A 94-foot-tall Norway spruce from upstate Oneonta use to be in the backyard of Angie and Graig Eichler. Angie’s family came almost every year to see the Rockefeller Center tree — but she never dreamed it would be theirs. The couple said it was bittersweet to see their tree go, “a pain,” Greg explained, because the roots pushing up from the ground would make mowing the lawn difficult.
The Christmas tree at Rockefeller Center’s began in 1933, with a tree with 700 lights. This year’s tree will feature more than 50,000 multicolored, LED lights strung with over five miles of wire, according to a spokeswoman for the Rockefeller Center landlord, Tishman Speyer.
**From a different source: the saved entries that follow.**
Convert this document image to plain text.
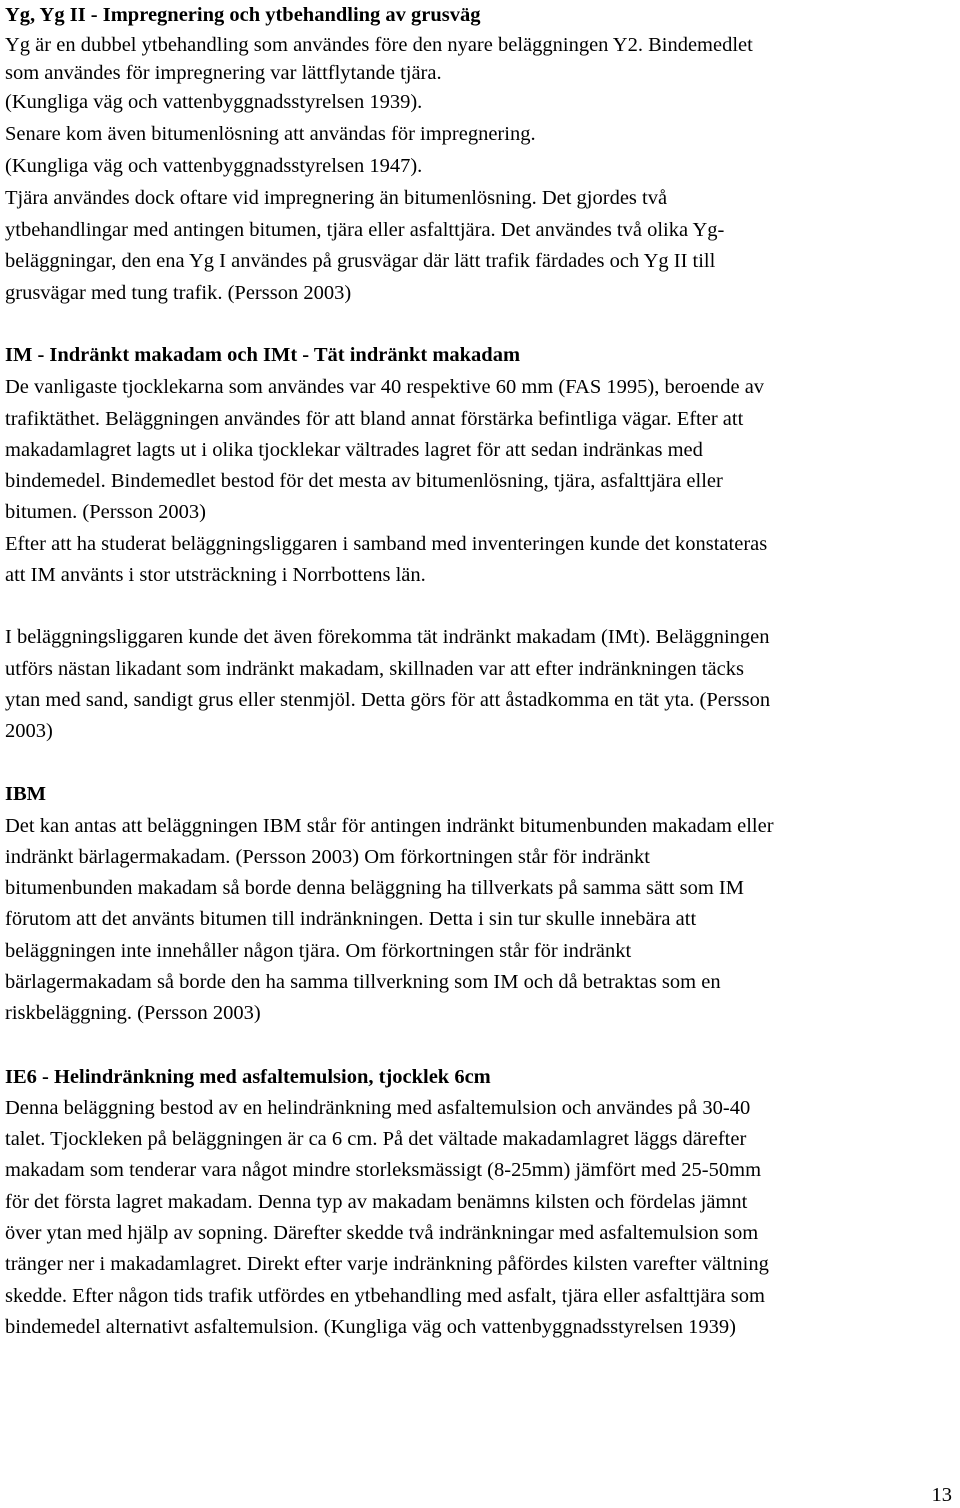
Yg, Yg II - Impregnering och ytbehandling av grusväg
Yg är en dubbel ytbehandling som användes före den nyare beläggningen Y2. Bindemedlet
som användes för impregnering var lättflytande tjära.
(Kungliga väg och vattenbyggnadsstyrelsen 1939).
Senare kom även bitumenlösning att användas för impregnering.
(Kungliga väg och vattenbyggnadsstyrelsen 1947).
Tjära användes dock oftare vid impregnering än bitumenlösning. Det gjordes två
ytbehandlingar med antingen bitumen, tjära eller asfalttjära. Det användes två olika Yg-
beläggningar, den ena Yg I användes på grusvägar där lätt trafik färdades och Yg II till
grusvägar med tung trafik. (Persson 2003)
IM - Indränkt makadam och IMt - Tät indränkt makadam
De vanligaste tjocklekarna som användes var 40 respektive 60 mm (FAS 1995), beroende av
trafiktäthet. Beläggningen användes för att bland annat förstärka befintliga vägar. Efter att
makadamlagret lagts ut i olika tjocklekar vältrades lagret för att sedan indränkas med
bindemedel. Bindemedlet bestod för det mesta av bitumenlösning, tjära, asfalttjära eller
bitumen. (Persson 2003)
Efter att ha studerat beläggningsliggaren i samband med inventeringen kunde det konstateras
att IM använts i stor utsträckning i Norrbottens län.
I beläggningsliggaren kunde det även förekomma tät indränkt makadam (IMt). Beläggningen
utförs nästan likadant som indränkt makadam, skillnaden var att efter indränkningen täcks
ytan med sand, sandigt grus eller stenmjöl. Detta görs för att åstadkomma en tät yta. (Persson
2003)
IBM
Det kan antas att beläggningen IBM står för antingen indränkt bitumenbunden makadam eller
indränkt bärlagermakadam. (Persson 2003) Om förkortningen står för indränkt
bitumenbunden makadam så borde denna beläggning ha tillverkats på samma sätt som IM
förutom att det använts bitumen till indränkningen. Detta i sin tur skulle innebära att
beläggningen inte innehåller någon tjära. Om förkortningen står för indränkt
bärlagermakadam så borde den ha samma tillverkning som IM och då betraktas som en
riskbeläggning. (Persson 2003)
IE6 - Helindränkning med asfaltemulsion, tjocklek 6cm
Denna beläggning bestod av en helindränkning med asfaltemulsion och användes på 30-40
talet. Tjockleken på beläggningen är ca 6 cm. På det vältade makadamlagret läggs därefter
makadam som tenderar vara något mindre storleksmässigt (8-25mm) jämfört med 25-50mm
för det första lagret makadam. Denna typ av makadam benämns kilsten och fördelas jämnt
över ytan med hjälp av sopning. Därefter skedde två indränkningar med asfaltemulsion som
tränger ner i makadamlagret. Direkt efter varje indränkning påfördes kilsten varefter vältning
skedde. Efter någon tids trafik utfördes en ytbehandling med asfalt, tjära eller asfalttjära som
bindemedel alternativt asfaltemulsion. (Kungliga väg och vattenbyggnadsstyrelsen 1939)
13
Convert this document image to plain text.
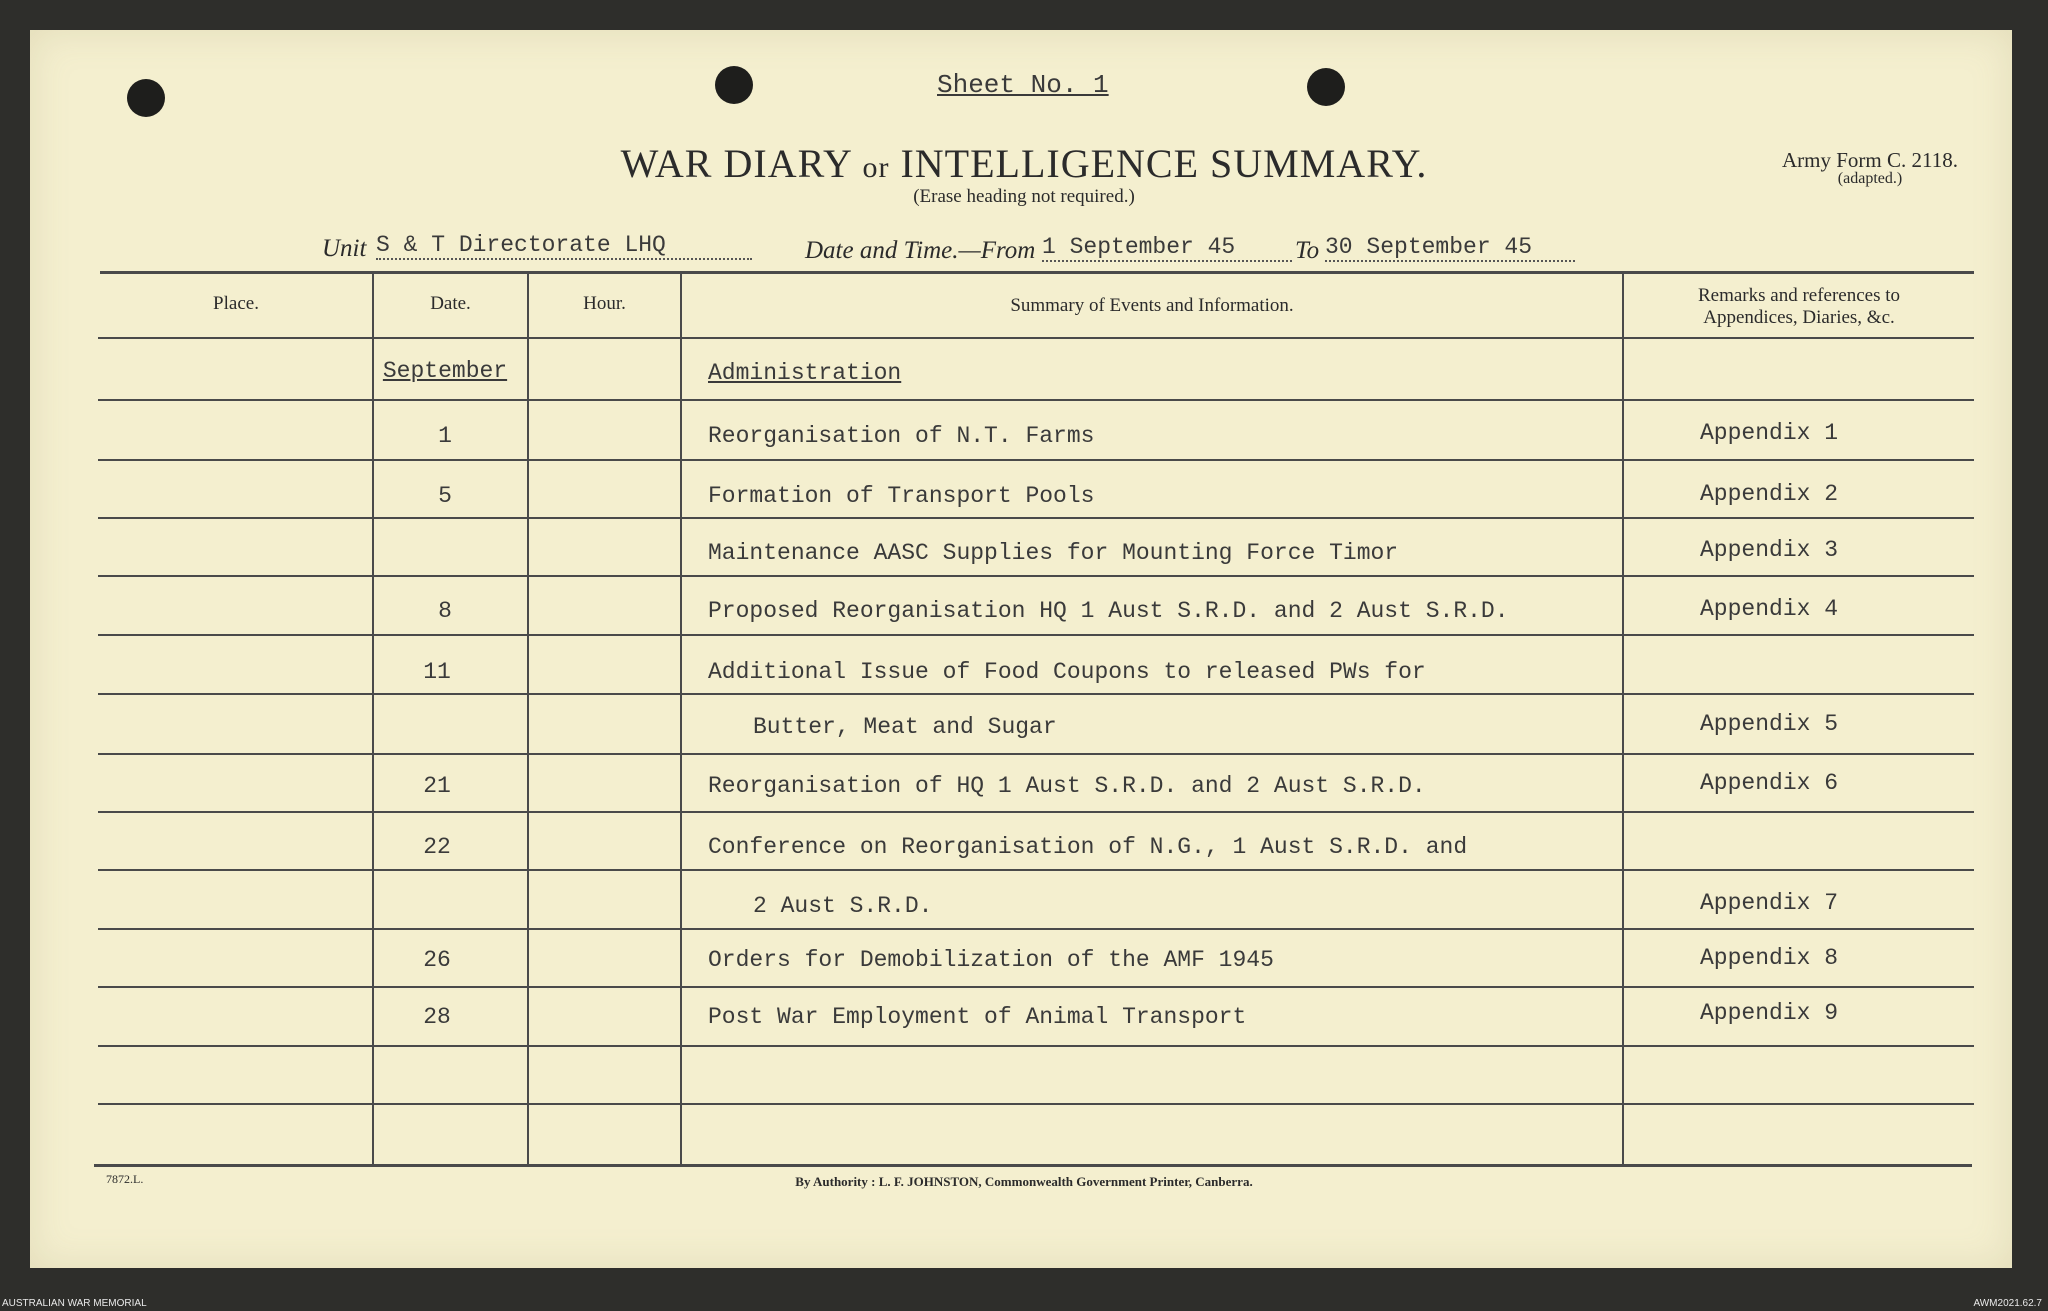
Sheet No. 1
WAR DIARY or INTELLIGENCE SUMMARY.
(Erase heading not required.)
Army Form C. 2118.
(adapted.)
Unit S & T Directorate LHQ	Date and Time.—From 1 September 45	To 30 September 45
Place.	Date.	Hour.	Summary of Events and Information.	Remarks and references to
Appendices, Diaries, &c.
September	Administration
1	Reorganisation of N.T. Farms	Appendix 1
5	Formation of Transport Pools	Appendix 2
Maintenance AASC Supplies for Mounting Force Timor	Appendix 3
8	Proposed Reorganisation HQ 1 Aust S.R.D. and 2 Aust S.R.D.	Appendix 4
11	Additional Issue of Food Coupons to released PWs for
Butter, Meat and Sugar	Appendix 5
21	Reorganisation of HQ 1 Aust S.R.D. and 2 Aust S.R.D.	Appendix 6
22	Conference on Reorganisation of N.G., 1 Aust S.R.D. and
2 Aust S.R.D.	Appendix 7
26	Orders for Demobilization of the AMF 1945	Appendix 8
28	Post War Employment of Animal Transport	Appendix 9
7872.L.	By Authority : L. F. JOHNSTON, Commonwealth Government Printer, Canberra.
AUSTRALIAN WAR MEMORIAL	AWM2021.62.7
“We drove it down over the last two days, brought it into the city last night and today we’re going to stand it up and start decorating it and get it ready for a tree lighting on Nov. 30,” said Erik Pauze of Bay Shore, Rockefeller Center’s head gardener, who’s worked there for nearly 30 years. Today, a crane, was used to stand up the tree. It took about 30 guys to stand it up and get it straight and secure it.
The annual display is expected to draw about 2.5 million spectators and can be viewed by the public through January 7, 2017 when the tree will be prepared to be milled into lumber to be donated to Habitat for Humanity.
The tallest tree installed in Rockefeller Center was in 1999: a 100-footer from Killington, Connecticut.
The tree’s 50,000 lights will be switched on during a November 30 television broadcast. The ceremony will be open to the public on a first-come, first-serve basis.